Question

A point object O can move along vertical line AB as shown in the figure. When the image of the object is first visible to D then it is released at \[t=0\] from rest from A. The time for which object will remain visible from D is –
             

\[\begin{align}
  & \text{A) }\sqrt{\dfrac{6L}{g}} \\
 & \text{B) }\sqrt{\dfrac{2L}{g}} \\
 & \text{C) }\sqrt{\dfrac{3L}{g}} \\
 & \text{D) t}\to \text{ }\infty \\
\end{align}\]

Answer 1

Hint: We are given a system of plane mirror and an observer at a point between the object and the mirror. We need to find the relation that will help us understand the image formation and possibility of being observed at the given point.

Complete answer:
A vertical plane mirror of length L is kept in front of an observer at point D, which is at distance \[\dfrac{L}{2}\] from the mirror and the plane of object. The object is moving along the line AB as shown in the figure.
It is given that at a point along AB starting from one end, the image of the object becomes visible to the observer at D. We need to find how long will the image be visible for the observer at point D.

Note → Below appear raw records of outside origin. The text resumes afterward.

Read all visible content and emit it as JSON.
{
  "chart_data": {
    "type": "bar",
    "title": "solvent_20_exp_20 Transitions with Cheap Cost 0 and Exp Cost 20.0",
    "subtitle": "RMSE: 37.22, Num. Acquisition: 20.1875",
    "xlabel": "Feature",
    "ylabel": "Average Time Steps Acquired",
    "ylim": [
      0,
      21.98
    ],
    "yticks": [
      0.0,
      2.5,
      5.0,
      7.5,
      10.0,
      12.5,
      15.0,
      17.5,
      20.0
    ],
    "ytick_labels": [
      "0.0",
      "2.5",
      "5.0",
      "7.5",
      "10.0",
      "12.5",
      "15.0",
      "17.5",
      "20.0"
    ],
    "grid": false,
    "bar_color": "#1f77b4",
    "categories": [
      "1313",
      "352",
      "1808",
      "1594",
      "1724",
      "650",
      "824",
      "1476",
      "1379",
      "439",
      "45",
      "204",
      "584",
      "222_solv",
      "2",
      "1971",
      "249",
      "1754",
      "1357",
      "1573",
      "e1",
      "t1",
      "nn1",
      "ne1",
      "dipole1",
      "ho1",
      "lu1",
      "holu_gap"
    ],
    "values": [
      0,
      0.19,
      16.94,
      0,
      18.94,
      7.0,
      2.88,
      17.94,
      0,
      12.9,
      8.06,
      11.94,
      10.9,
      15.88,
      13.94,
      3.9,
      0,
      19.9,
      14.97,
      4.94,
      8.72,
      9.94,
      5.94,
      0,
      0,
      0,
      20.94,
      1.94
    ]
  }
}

We can see from the figure below that we can derive a few conclusions from the triangle properties. The angles opposite to the sides of a triangle are equal, for a right-angled triangle, the angle will be \[{{45}^{0}}\]. Also, the converse of this theorem is valid. We get the figure as per the conditions as shown below.
          

Now, we understand that the object will be visible at D between the area where the ray of reflection passes through the point D. The object can be viewed by the observer at D when it is in the length –
\[\begin{align}
  & {{L}_{eff}}=L+\dfrac{L}{2}+\dfrac{L}{2}+L \\
 & \Rightarrow {{L}_{eff}}=3L \\
\end{align}\]
Now, we can use the equation of motion in one dimension to solve the time duration for the image being visible at D.
\[\begin{align}
  & S=ut+\dfrac{1}{2}g{{t}^{2}} \\
 & \text{but, } \\
 & \text{initial velocity, }u=0 \\
 & \Rightarrow S=\dfrac{1}{2}g{{t}^{2}} \\
 & \Rightarrow t=\sqrt{\dfrac{2S}{g}} \\
\end{align}\]
In our problem, the total distance is given as 3L, so we can compute the time duration as –
\[\begin{align}
  & t=\sqrt{\dfrac{2S}{g}} \\
 & \Rightarrow t=\sqrt{\dfrac{2.3L}{g}} \\
 & \therefore t=\sqrt{\dfrac{6L}{g}} \\
\end{align}\]
The time for which the object will be visible at the point D is \[\sqrt{\dfrac{6L}{g}}\].

The correct answer is option A.

Note:
We have used the triangle property in the whole solution. The sides of a triangle can be equal if the opposite angles of these sides are equal. The length of the sides should be considered carefully to avoid confusion between the two lengths.